Sonic Youth proves it’s not too old to make noise
Sonic Youth/Magik Markers/White Magic
Avalon, Boston, Massachusetts
August 14, 2004

by Marc Hirsh

originally published in The Boston Globe, August 16, 2004

When they formed Sonic Youth in the early 1980s, Thurston Moore, Lee Ranaldo and Kim Gordon probably didn’t consider the ramifications of selecting a band name that seemed to preclude aging gracefully. They’re stuck with it now, though, despite lasting long enough to be considered elder statesmen of avant-garde noise rock. Consider: having released its first record in 1983, Sonic Youth will be eligible for induction in the Rock and Roll Hall of Fame in four years.

Sonic Youth may have matured, but the band hasn’t grown complacent, as evidenced by the chaotic noise on display during its nearly two-hour set at Avalon on Saturday. Standing in front of six light boxes that switched between simple colors, album artwork and pictures of guitars and flowers, the band performed a little over half of their new Sonic Nurse while skimming its back catalogue. Except for “Sugar Kane” and the skittering blast of “White Cross,” there were few obvious crowd-pleasers throughout the evening, which was heavy on dirge-like drones such as “Disconnection Notice” and “Unmade Bed.”
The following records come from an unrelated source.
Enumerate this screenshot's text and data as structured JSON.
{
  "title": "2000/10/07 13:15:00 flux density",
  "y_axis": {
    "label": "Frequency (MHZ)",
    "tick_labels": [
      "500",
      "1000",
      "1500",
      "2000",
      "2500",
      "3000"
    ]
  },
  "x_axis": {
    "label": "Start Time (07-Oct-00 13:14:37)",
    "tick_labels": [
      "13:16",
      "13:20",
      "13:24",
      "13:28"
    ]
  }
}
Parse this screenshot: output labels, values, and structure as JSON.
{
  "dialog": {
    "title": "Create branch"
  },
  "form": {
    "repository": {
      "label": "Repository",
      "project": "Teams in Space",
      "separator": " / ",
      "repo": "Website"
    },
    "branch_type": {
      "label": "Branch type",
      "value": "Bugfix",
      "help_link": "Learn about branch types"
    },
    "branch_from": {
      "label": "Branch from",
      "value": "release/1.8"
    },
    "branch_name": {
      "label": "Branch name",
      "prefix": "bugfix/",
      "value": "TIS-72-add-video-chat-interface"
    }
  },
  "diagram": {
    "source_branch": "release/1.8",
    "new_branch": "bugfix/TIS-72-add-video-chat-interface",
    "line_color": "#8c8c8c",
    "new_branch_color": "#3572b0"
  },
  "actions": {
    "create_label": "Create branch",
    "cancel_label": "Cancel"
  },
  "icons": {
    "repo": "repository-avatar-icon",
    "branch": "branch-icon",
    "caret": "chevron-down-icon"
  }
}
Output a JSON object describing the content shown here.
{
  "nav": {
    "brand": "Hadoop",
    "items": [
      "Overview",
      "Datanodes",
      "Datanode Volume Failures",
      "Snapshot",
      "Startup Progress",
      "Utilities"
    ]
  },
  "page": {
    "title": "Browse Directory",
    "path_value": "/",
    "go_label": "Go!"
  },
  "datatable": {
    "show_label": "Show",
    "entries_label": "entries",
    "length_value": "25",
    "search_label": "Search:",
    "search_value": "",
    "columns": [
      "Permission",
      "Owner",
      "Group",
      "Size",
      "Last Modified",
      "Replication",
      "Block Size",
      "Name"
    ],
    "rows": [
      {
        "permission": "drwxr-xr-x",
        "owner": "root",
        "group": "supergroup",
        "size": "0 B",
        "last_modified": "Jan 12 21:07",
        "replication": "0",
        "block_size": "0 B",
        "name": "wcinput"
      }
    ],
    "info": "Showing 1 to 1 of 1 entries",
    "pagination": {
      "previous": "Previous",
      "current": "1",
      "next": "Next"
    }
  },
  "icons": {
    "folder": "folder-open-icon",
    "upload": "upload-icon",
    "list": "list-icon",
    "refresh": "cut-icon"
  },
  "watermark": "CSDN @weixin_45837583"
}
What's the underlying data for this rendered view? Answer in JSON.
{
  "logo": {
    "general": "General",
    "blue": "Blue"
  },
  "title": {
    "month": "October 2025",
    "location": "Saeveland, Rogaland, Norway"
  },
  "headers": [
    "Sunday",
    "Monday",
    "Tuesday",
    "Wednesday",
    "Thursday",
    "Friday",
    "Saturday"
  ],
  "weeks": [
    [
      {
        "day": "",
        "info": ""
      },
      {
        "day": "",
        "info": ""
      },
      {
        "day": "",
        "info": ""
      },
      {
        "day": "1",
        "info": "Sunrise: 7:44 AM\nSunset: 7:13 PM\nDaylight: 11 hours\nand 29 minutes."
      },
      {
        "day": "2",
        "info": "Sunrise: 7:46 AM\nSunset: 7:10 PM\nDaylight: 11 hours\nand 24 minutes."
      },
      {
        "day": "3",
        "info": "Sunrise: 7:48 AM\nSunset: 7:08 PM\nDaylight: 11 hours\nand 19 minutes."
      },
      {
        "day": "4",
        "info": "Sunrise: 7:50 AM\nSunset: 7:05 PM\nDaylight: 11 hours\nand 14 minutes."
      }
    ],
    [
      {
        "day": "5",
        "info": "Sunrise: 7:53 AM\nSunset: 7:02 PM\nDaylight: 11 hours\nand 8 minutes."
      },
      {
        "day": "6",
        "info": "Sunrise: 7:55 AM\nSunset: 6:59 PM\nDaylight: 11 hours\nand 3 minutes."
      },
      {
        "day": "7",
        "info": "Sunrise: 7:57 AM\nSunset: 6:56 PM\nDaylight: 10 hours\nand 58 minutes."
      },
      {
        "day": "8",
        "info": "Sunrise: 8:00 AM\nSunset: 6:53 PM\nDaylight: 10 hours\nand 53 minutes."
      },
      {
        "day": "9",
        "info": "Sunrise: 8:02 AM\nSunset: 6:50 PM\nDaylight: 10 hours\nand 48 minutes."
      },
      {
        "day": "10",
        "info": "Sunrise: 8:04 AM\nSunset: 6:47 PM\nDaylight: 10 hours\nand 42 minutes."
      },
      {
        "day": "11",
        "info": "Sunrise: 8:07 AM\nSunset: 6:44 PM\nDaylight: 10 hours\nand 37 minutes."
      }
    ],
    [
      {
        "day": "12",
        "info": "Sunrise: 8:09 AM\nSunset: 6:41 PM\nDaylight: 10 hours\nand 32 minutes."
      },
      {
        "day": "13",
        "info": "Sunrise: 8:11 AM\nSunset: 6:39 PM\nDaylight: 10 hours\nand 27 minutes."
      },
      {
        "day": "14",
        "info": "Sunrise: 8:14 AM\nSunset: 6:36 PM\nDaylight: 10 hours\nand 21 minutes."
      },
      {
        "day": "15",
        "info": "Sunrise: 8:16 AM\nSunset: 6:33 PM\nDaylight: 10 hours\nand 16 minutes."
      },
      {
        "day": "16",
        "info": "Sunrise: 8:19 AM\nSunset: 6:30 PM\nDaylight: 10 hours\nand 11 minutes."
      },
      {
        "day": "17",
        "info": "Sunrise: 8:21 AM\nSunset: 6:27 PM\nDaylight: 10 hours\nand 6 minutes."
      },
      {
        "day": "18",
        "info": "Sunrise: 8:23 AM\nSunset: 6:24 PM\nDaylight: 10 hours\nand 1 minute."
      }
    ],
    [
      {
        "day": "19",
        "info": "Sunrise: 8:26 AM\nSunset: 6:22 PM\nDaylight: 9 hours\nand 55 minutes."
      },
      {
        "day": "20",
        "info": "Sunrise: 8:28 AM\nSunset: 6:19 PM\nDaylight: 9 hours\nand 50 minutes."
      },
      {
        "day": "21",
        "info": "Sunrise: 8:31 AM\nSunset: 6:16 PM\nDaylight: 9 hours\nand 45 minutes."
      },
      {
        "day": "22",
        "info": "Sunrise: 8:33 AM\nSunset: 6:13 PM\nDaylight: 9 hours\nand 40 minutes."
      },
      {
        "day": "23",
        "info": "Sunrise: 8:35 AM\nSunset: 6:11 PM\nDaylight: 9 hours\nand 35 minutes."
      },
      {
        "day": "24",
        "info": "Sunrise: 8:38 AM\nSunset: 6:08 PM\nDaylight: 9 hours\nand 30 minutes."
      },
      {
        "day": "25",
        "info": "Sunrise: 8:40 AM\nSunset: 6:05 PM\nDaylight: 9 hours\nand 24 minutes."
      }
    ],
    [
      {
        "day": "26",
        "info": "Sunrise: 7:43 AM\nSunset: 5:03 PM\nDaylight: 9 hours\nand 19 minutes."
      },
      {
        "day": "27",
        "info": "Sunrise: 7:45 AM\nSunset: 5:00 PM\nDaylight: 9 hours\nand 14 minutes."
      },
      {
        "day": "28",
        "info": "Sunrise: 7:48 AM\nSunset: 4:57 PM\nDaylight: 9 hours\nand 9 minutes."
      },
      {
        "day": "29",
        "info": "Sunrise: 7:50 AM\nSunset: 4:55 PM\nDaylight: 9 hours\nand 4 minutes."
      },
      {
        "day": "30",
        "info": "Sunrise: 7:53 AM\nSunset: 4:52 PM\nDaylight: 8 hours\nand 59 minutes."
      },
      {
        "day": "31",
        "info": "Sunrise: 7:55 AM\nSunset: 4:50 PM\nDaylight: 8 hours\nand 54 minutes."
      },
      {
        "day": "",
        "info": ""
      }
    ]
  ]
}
In many ways, Sonic Youth gave strong indications of being nothing more than a different breed of jam band, one that grooves on squealing sheets of noise rather than notes and rhythm. Moore and Ranaldo played their guitars at stun volume, crammed drumsticks under their strings, unplugged their instruments to explore the buzz made by the cords and hit notes simply to let them decay into nothingness. Moore looked for sounds anywhere he could find them, at one point climbing the speakers on the side of the stage and rubbing his guitar against the ledge above them.

That sonic exploration occasionally confounded the audience’s instincts. During the closing “Expressway To Yr Skull,” the crowd cheered as the concluding feedback began, but they quieted down as Sonic Youth kept pushing it further. A few people tried to start a mosh pit during the cacophony, but it didn’t last long. For seven minutes, feedback swelled, rippled, crossed and uncrossed as the audience, like the band itself, stood transfixed by pure sound.

Both opening acts seemed committed to similar aesthetics. Magik Markers was all noise manipulation, using two guitars and a drum kit to create atonal and often arrhythmic drones underneath Elisa Ambrogio’s free verse ramblings. The vocals of White Magic’s Mira Billotte were more fragmentary but subtler, and even though the music’s underlying components weren’t too far removed from typical minor-key alternative fare, the band  put them together in unexpected ways to unsettling effect.